Especialistas explicam que no caso do enfezamento pálido o responsável pela doença é o molicute espiroplasma, enquanto no enfezamento vermelho é o molicute fitoplasma.
Foto: Viviane Petroli/ Canal Rural Mato Grosso
A Abramilho e a Associação dos Produtores de Soja e Milho de Mato Grosso (Aprosoja-MT) frisam que por ainda não haver variedades de milho resistentes ao complexo do enfezamento, o produtor deve adotar uma série de medidas para evitar e controlar a proliferação da praga.
A primeira delas é a eliminação do milho tiguera, principal ponte verde, uma vez que a cigarrinha se alimenta e se reproduz apenas no milho e transmite os molicutes somente no cereal.
Outras nove ações são:
Não semear milho ao lado de lavouras adultas;
Utilizar cultivares tolerantes;
Sincronizar o período de semeadura da região;
Realizar o tratamento de sementes;
Fazer rotação de cultura e evitar o plantio sucessivo de gramíneas;
Realizar rotação de princípios ativos;
Monitorar a presença da cigarrinha entre as fases V7 e V8;
Evitar a perda de espigas e grãos nas lavouras; e
Também evitar a perda de grãos no transporte.

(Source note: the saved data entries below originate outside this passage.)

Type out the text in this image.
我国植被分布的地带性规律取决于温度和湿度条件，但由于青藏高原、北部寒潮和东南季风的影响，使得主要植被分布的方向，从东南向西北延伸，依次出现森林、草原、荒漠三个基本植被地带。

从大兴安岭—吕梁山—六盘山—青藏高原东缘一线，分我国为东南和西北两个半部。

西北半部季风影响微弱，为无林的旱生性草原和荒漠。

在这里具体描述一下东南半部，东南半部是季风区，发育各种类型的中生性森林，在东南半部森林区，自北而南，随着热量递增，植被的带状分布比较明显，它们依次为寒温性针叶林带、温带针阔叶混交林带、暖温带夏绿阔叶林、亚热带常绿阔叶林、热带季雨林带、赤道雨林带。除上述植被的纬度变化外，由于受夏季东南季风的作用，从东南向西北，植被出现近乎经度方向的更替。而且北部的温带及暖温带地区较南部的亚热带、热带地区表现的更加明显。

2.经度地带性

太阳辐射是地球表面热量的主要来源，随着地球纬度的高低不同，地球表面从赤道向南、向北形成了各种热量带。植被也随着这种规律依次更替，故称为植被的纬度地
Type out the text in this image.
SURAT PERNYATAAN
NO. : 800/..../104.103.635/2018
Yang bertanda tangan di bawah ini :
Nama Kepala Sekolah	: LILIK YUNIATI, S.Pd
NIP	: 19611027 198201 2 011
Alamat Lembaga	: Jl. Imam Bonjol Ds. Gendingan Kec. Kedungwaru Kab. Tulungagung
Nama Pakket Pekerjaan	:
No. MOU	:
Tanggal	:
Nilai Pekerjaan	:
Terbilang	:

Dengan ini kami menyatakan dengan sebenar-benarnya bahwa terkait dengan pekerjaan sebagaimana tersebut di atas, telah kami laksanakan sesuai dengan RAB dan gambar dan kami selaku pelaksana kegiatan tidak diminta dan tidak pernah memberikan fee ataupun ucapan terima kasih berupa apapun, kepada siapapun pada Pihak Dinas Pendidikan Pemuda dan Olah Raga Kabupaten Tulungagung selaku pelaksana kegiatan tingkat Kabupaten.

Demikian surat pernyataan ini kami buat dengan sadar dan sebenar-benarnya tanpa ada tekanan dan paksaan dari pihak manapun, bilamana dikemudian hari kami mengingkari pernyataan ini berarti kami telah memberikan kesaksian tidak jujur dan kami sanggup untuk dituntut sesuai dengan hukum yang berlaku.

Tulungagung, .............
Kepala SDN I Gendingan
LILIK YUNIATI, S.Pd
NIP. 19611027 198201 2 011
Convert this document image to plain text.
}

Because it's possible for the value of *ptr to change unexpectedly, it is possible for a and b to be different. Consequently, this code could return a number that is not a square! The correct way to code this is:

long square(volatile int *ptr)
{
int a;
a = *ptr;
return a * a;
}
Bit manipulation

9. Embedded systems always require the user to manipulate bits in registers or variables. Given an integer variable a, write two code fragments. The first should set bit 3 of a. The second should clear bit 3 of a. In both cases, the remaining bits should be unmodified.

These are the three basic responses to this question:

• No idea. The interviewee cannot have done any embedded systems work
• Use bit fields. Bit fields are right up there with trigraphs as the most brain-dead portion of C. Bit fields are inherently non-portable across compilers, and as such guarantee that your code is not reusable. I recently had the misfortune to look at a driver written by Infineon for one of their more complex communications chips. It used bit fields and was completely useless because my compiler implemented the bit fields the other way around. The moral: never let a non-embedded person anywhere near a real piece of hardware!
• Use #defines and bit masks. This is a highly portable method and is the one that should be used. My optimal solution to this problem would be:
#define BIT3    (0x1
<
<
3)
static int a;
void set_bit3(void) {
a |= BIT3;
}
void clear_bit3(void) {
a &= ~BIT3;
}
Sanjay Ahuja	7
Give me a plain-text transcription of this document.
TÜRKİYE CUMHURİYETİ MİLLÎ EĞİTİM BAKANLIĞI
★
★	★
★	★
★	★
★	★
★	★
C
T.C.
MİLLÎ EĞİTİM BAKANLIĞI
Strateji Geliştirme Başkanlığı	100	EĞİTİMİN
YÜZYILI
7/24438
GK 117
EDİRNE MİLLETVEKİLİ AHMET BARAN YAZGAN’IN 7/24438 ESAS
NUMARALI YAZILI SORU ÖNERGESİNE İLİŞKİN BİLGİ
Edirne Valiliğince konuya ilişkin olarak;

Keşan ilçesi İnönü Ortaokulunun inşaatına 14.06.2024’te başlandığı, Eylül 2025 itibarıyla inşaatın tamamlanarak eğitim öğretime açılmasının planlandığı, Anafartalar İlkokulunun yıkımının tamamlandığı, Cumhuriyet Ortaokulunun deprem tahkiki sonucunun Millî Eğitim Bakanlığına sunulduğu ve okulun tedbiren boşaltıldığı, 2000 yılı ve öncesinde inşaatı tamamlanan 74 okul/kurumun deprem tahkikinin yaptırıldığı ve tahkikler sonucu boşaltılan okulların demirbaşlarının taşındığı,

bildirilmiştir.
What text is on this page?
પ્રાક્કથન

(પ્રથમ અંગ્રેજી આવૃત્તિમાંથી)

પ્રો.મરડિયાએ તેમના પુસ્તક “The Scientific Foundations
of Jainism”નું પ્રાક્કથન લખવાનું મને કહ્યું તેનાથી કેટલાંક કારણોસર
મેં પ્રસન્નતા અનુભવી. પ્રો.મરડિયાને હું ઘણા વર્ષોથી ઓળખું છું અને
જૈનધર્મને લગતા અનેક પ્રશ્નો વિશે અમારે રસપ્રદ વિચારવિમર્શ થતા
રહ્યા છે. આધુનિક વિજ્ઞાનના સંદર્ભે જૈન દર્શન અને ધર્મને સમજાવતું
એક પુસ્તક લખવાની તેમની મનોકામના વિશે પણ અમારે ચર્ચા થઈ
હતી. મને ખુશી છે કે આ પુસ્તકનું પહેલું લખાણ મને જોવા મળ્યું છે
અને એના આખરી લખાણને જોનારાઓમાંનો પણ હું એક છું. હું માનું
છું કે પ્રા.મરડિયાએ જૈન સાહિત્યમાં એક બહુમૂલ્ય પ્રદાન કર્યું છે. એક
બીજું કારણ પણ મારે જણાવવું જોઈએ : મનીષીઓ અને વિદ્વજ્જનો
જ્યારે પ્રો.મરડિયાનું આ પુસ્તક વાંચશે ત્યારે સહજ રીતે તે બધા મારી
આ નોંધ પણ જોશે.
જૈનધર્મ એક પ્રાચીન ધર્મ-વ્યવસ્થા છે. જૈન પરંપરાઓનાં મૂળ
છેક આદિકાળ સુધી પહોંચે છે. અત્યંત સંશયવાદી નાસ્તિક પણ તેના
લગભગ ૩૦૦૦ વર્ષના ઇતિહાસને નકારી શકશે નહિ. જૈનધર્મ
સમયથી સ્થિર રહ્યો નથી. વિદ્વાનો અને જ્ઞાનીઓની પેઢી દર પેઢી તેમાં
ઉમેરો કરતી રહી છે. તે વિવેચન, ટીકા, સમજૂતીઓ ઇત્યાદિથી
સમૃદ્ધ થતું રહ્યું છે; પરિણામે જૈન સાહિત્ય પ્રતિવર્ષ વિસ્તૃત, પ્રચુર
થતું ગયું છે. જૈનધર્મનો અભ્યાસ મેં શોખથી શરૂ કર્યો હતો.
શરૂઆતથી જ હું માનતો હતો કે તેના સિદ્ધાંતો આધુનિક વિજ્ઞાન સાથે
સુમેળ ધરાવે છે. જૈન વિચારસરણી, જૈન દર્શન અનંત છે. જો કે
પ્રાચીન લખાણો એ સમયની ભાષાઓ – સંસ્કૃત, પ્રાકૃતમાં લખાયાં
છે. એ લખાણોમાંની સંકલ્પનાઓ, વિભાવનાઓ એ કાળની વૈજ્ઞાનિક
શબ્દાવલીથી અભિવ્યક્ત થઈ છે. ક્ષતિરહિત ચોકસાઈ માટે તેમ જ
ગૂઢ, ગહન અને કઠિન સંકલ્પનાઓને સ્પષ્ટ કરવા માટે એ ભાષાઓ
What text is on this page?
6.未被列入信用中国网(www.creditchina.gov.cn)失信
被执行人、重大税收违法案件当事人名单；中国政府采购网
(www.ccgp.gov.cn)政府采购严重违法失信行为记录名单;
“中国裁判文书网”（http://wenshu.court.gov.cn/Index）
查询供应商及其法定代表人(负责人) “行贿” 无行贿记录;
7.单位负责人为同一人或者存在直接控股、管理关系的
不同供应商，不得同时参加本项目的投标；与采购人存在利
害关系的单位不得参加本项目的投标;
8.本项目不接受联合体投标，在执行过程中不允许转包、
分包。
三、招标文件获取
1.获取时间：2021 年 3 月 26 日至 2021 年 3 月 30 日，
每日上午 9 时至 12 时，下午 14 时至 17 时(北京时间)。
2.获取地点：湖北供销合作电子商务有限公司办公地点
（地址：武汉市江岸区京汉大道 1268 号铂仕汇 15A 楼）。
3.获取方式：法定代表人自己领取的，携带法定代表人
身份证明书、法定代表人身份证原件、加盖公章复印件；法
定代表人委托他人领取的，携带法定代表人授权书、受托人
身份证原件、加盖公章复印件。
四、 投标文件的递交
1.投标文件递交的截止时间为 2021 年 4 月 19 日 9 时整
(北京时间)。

Paulo Garollo, especialista em milho da Bayer, em entrevista ao programa Diálogos do Campo, do Canal Rural, destacou ser importante, inclusive, manter as práticas de manejo até mesmo nas fases R3, R4 e durante o período de restrição hídrica, uma vez que também contribui para a maximização da população.
“Nós temos que adotar uma coisa que se chama conscientização do problema. A genética está voltada para isso hoje. A Companhia ao qual faço parte ela tem um foco total para isso. Não é da noite para o dia realmente, mas nós estamos evoluindo muito nisso. Só que tem um porém. A genética sozinha também não resolve”, endossou Garollo.
Milho tiguera é considerado por especialistas um “hotel” para a praga. Foto: Pedro Silvestre/Canal Rural MT
Garollo pontuou ainda que testes com híbridos de alta tolerância em mau manejo chegaram a apresentar perda de 30% a 35% do potencial produtivo.
“Então, também não resolve o problema. É uma ferramenta que nós estamos acelerando. É preciso eliminar o tiguera, pois é uma planta literalmente sem nenhum tratamento. É o hotel com alimento, com cama, com tudo bonitinho para cigarrinha e para os agentes causais”.
Produtor em Nova Mutum, Lucas Beber, também presente no programa Diálogos do Campo, frisou que a situação nada mais é do que “a evolução da agricultura”.
“A gente tem um aumento de área, um aumento de produção, mas com isso vem as pragas. Nunca novidade. O produtor quando acha uma solução que resolve um problema, que encontrou uma solução, chega um novo problema mais complexo”, disse Lucas Beber.
Em Lucas do Rio Verde nesta safra 2022/23, conforme produtores locais e pesquisadores, não foi realizado o plantio de milho primeira safra. Guiverson Bueno comenta que, por lá, no atual ciclo “a cigarrinha não está incomodando ainda. Está bem tranquilo”.
“O produtor de toda forma está fazendo o manejo preventivo para que a população não aumente e aconteça a reprodução. Cada ano que passa o produtor fica mais preparado. Quando acontece alguma praga ou doença ele sempre se prepara e consegue se antecipar para que não aconteça igual ocorreu nos últimos anos de explodir a população e ficar incontrolável”, comenta o produtor de Lucas do Rio Verde, Guiverson Bueno.